For the 2018–19 academic year, Paul Behringer, a Ph.D. student in the History Department, was awarded the prestigious Ernest May Fellowship in History and Policy at the Belfer Center for Science and International Affairs, which is housed in Harvard University’s Kennedy School. As part of the Belfer Center’s commitment to making historical research relevant for policymakers, Behringer is using his time at Harvard to hone his understanding of American military intervention in Siberia during the Russian civil war. Behringer’s dissertation, “U.S. and Japanese Intervention during the Russian Civil War: Violence and Barbarism in the Far East,” is the first in-depth study to examine both the actions and perceptions of complex developments on the ground from the tripartite perspective of American, Russian, and Japanese policymakers. The Japanese role, in particular, has often been marginalized in previous accounts of the war. “Although plenty has been written on the American intervention in the context of U.S.-Russia bilateral relations,” Behringer says, “no one has written a full-length treatment that takes Japan’s role into account. Whereas the Americans sent in about 10,000 soldiers, who were mainly tasked with guarding the railroads, the Japanese dispatched over 70,000 and engaged in combat operations.” The Japanese also stayed in Siberia much longer: while the Americans pulled out in 1920, the Japanese didn’t leave the Russian mainland until 1922.

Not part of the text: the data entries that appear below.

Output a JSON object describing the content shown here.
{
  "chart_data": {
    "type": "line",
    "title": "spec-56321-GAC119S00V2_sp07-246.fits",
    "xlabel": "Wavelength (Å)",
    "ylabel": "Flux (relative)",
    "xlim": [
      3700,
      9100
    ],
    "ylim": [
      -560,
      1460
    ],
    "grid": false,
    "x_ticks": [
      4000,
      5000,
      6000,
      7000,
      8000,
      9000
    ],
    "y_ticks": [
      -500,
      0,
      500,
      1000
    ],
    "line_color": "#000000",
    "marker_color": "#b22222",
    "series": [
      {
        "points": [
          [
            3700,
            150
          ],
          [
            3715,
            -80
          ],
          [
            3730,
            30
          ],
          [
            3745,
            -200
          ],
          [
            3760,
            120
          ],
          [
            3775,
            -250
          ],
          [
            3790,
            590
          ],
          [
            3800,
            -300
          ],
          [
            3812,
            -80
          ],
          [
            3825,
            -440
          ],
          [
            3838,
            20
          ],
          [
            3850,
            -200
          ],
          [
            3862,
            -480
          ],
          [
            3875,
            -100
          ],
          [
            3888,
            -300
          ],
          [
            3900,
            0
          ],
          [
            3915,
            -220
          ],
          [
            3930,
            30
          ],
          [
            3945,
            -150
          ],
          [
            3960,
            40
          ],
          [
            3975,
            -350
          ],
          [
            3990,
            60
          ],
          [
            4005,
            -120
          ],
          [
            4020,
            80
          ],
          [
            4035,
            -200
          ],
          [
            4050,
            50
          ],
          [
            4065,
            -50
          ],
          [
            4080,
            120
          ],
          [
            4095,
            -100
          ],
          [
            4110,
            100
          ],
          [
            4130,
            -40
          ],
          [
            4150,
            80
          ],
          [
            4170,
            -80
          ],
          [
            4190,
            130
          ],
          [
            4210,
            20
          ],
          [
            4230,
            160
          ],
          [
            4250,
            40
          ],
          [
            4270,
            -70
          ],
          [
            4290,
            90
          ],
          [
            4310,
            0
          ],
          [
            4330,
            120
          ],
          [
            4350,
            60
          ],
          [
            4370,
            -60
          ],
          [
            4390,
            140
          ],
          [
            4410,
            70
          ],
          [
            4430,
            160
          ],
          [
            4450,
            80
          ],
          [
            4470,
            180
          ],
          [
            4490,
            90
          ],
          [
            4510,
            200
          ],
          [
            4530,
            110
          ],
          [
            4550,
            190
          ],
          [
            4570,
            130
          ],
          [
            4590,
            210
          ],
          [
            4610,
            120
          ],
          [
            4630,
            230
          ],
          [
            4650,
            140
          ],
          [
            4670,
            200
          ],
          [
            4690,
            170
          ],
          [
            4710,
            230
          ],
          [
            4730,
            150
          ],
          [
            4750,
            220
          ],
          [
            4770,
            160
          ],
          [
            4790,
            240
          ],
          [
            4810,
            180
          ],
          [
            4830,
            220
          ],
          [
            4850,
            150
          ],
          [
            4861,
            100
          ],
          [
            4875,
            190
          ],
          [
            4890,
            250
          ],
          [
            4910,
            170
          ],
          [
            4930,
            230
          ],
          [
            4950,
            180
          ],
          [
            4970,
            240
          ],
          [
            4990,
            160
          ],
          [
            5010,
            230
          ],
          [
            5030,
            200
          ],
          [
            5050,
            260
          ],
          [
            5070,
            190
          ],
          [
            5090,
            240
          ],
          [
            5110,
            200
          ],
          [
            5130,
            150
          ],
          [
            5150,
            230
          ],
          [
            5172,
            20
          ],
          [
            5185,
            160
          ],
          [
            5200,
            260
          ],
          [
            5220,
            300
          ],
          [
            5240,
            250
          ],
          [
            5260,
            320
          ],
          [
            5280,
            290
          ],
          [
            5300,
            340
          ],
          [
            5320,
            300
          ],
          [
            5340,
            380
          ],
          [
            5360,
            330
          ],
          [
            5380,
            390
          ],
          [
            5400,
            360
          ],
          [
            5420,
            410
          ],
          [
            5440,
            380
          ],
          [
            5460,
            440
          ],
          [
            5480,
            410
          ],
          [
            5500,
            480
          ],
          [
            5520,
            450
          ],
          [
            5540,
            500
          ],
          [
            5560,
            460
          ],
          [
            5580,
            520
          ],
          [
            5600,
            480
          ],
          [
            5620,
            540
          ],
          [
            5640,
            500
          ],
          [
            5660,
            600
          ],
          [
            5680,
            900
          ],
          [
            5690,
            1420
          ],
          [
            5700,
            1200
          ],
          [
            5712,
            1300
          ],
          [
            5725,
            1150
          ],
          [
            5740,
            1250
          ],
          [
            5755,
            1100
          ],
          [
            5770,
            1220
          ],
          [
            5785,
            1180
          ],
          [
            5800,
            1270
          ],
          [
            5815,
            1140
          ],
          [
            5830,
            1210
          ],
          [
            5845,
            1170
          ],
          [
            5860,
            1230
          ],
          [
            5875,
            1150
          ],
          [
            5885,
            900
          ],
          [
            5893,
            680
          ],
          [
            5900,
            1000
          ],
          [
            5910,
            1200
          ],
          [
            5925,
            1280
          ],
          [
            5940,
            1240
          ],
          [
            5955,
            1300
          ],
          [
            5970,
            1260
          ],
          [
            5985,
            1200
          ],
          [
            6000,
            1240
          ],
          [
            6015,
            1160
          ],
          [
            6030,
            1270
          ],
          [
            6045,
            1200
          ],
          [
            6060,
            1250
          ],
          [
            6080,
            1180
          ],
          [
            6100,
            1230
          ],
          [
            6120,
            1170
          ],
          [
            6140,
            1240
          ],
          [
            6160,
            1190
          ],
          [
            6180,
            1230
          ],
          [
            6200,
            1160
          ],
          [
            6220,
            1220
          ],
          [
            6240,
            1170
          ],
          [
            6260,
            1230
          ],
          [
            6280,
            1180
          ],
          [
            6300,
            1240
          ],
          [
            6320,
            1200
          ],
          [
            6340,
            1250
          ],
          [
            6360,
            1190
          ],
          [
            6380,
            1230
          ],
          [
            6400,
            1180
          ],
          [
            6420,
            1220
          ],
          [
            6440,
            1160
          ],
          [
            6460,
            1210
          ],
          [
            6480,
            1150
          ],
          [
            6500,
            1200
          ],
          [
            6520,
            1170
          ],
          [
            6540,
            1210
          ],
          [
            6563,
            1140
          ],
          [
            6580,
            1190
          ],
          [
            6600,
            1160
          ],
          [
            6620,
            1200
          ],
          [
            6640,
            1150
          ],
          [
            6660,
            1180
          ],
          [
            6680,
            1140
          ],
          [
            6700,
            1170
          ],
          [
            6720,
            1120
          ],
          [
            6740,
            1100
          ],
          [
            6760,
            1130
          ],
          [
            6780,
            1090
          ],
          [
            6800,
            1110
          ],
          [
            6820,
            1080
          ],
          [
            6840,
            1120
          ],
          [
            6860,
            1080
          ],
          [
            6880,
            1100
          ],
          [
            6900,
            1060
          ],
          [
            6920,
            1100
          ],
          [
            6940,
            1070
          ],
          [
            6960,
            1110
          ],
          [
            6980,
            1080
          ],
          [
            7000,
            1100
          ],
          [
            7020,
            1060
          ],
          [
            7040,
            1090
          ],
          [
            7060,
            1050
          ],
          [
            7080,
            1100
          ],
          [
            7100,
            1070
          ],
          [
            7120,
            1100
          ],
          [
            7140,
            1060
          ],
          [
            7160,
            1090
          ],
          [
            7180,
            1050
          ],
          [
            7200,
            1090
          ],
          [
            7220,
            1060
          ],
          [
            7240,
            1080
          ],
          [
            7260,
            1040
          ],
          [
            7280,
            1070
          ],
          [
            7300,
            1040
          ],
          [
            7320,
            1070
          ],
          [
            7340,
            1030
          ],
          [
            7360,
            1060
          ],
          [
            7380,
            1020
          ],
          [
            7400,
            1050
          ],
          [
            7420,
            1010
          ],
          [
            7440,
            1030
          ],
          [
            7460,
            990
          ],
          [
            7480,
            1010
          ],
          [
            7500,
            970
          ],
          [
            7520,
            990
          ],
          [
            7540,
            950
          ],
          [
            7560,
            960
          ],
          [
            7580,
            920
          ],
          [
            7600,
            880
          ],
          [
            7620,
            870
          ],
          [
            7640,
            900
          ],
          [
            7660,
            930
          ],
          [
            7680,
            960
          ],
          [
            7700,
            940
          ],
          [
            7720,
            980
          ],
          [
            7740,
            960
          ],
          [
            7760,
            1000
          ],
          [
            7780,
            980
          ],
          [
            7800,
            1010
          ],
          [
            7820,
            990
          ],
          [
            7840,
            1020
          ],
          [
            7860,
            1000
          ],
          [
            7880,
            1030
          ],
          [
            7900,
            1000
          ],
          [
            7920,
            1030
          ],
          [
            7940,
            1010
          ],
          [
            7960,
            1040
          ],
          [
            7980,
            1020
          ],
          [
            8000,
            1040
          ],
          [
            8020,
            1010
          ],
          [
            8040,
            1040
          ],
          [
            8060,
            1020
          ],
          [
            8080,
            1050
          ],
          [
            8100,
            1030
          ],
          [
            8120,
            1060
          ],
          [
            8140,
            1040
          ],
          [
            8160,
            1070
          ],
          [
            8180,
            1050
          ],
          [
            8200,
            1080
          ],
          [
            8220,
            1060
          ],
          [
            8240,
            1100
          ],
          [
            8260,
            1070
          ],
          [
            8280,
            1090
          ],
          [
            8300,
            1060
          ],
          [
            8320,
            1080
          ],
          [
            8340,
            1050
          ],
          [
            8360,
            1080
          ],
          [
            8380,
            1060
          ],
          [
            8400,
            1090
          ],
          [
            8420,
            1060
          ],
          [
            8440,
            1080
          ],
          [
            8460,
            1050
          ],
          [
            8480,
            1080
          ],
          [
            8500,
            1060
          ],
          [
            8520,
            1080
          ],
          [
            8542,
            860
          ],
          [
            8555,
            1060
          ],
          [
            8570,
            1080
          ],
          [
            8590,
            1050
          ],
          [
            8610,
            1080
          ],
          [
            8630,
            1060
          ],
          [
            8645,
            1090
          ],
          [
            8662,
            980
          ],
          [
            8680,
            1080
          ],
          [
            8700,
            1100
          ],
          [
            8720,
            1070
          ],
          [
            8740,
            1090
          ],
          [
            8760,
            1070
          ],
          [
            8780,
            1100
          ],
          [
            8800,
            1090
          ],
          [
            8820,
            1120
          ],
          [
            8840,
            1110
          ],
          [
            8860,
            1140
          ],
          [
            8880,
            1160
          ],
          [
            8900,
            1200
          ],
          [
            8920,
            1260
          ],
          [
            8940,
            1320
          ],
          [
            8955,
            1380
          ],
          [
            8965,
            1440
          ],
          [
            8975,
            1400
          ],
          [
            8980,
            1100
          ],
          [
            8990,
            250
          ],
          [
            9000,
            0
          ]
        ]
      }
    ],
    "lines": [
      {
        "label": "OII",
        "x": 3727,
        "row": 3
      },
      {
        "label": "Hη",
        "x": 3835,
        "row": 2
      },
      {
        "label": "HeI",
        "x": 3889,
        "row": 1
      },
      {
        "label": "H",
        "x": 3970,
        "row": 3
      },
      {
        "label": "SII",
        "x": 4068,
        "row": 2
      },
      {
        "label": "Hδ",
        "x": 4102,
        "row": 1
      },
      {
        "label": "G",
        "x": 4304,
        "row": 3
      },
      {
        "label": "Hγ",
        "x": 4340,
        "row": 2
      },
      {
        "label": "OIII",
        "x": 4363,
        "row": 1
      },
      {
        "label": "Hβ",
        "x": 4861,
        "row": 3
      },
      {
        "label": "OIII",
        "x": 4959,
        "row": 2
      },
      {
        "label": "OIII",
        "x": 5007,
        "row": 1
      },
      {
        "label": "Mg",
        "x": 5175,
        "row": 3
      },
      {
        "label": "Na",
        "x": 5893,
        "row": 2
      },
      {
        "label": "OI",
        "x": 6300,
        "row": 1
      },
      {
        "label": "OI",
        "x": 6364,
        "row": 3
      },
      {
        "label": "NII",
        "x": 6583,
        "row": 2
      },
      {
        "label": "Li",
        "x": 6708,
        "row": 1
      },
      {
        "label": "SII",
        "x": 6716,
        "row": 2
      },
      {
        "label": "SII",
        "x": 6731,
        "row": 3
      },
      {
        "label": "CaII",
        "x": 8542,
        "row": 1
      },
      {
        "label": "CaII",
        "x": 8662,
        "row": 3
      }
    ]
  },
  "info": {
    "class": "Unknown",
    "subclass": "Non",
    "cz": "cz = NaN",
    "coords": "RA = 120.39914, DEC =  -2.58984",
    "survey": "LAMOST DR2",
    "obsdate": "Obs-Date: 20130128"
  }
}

In his quest to narrate a fuller picture of the Russian civil war in Siberia, Behringer has traveled throughout the world in search of rarely consulted archival material. In addition to files held at the National Archives, Library of Congress, Stanford, Columbia, Princeton, and Harvard, he has also examined papers and reports in the National Diet Library in Tokyo. In Russia, he has obtained access to archives as far afield as Vladivostok, Khabarovsk, Chita, in addition to Moscow. Amid such a large amount of historical data, Behringer continues to be fascinated by the unexpected twists and turns of history, particularly when they can be illustrated by the dramatic life stories of individual people. To Behringer, one of the most fascinating figures is Grigorii Semenov, a Buriat Cossack who first saw combat duty on the Eastern Front during World War I. When the Russian civil war broke out, however, Semenov, with Japanese assistance, managed to establish a short-lived anti-Bolshevik state based in the Siberian city of Chita. When the Japanese withdrew their armies in 1922, Semenov fled to the United States, only to return to Japanese-held Manchuria, where he was finally captured and executed by the Soviets after World War II. “I think his story is a great metaphor for the strange twists and turns of the Russian Civil War and foreign intervention and its lasting impact on Northeast Asia,” Behringer observed.
As part of his research in Russia, Behringer spent six months living in the far eastern city of Vladivostok, just across the border from North Korea. He believes that living in the places that he studies makes history come alive in a way that is otherwise unattainable. “It was important for me to live in Vladivostok to get a better sense how people experienced the intervention there a hundred years ago,” he says. “I know what it’s like to have hiked its steep hills, and I’ve felt the piercing wind and seen the mist rising off the frozen Golden Horn on a sunny winter morning. I’ve been to the train station, which is still standing from the period, and walked down the streets where American and Japanese soldiers marched on parade.” Behringer currently expects to complete his dissertation in Spring 2020.